Con la sentenza del 21 novembre 2024, la Corte Costituzionale (la Corte) ha dichiarato l’illegittimità costituzionale di una norma legislativa della Regione Umbria in materia di NCC. La norma annullata è l’articolo 6, comma 1, lettera i) della Legge della Regione Umbria 14 giugno 1994, n.17 che imponeva la residenza nella Regione quale requisito per l’iscrizione nel ruolo regionale dei conducenti di veicoli adibiti a servizi pubblici non di linea. Secondo la Corte, questa requisito rappresentava una restrizione all’esercizio dell’attività di noleggio con conducente (NCC) sul territorio regionale in violazione dei principi in materia di concorrenza che l’art. 117 della Costituzione riserva allo Stato, nonché in violazione dei principi di uguaglianza e non discriminazione tutelati dall’art. 3 della Costituzione.

Nel caso di specie, un operatore aveva presentato domanda di iscrizione nel ruolo regionale dei conducenti NCC, ma l’amministrazione aveva respinto la richiesta per mancanza del requisito di residenza nella Regione. L’operatore ha impugnato il provvedimento di fronte al TAR Umbria che ha sollevato una questione di legittimità costituzionale sulla norma regionale che imponeva l’obbligo di residenza nel territorio della Regione.

La Corte riprende e conferma le argomentazioni del TAR Umbria e dichiara l’incostituzionalità della norma regionale in relazione a un duplice parametro.

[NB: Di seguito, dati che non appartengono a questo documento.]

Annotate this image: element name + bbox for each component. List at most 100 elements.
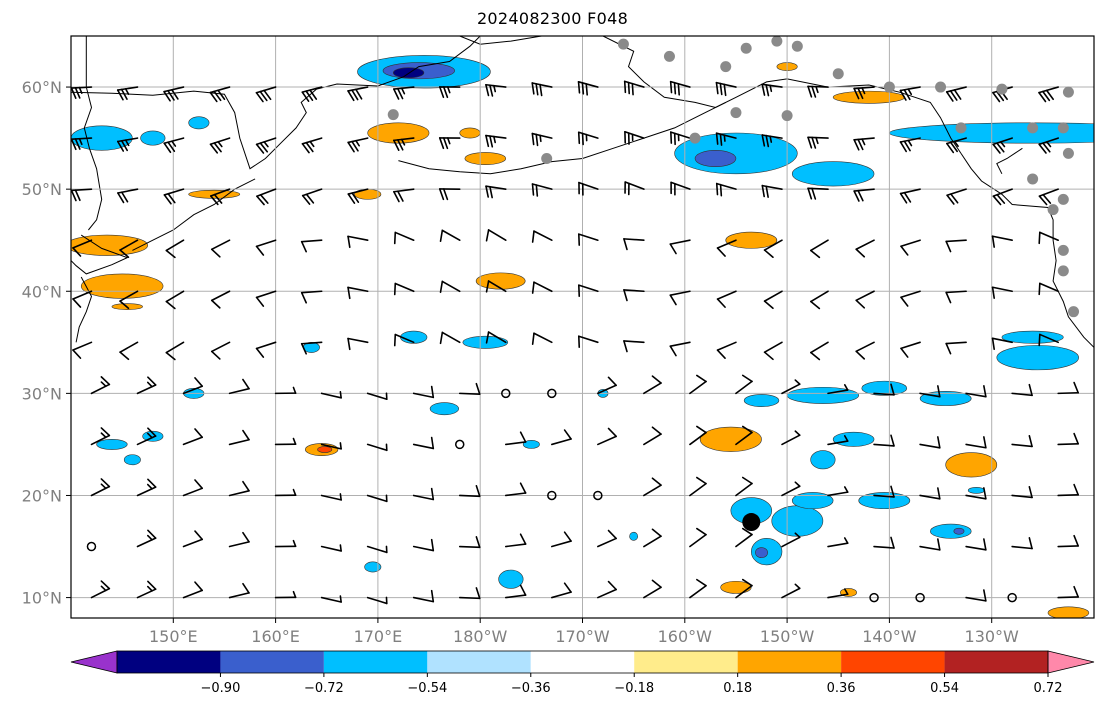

In primo luogo, secondo la Corte, la norma viola l’art. 117 della Costituzione perché impone una restrizione che investe la tutela della concorrenza su cui le Regioni non hanno potestà legislativa. A tal proposito, la Corte spiega che la definizione dei soggetti abilitati a specifiche professioni è determinante alla configurazione del relativo settore economico. Si tratta, infatti, di una scelta che impone un limite alla libertà di iniziativa economica individuale e che incide sulla competizione tra gli operatori economici del settore. Pertanto, essa rientra pienamente nell’ampia nozione di concorrenza e costituisce un limite invalicabile alla potestà legislativa regionale. Del resto, nel caso di specie, il legislatore statale aveva emesso la legge quadro n. 21 del 1992 (la Legge Quadro) che, nel disciplinare l’attività degli NCC, aveva affidato alle Regioni la definizione dei criteri per l’ammissione al ruolo dei conducenti. Tuttavia, la stessa legge quadro ricollegava tali criteri esclusivamente a caratteri di affidabilità e professionalità, vista la necessità di “un’apertura del mercato, eliminando ogni barriera regolativa priva di adeguata giustificazione”. In altri termini, la Legge Quadro prevedeva i principi fondamentali della materia, ivi inclusi quelli a tutela della concorrenza, che rappresentavano un limite alla potestà legislativa delle Regioni.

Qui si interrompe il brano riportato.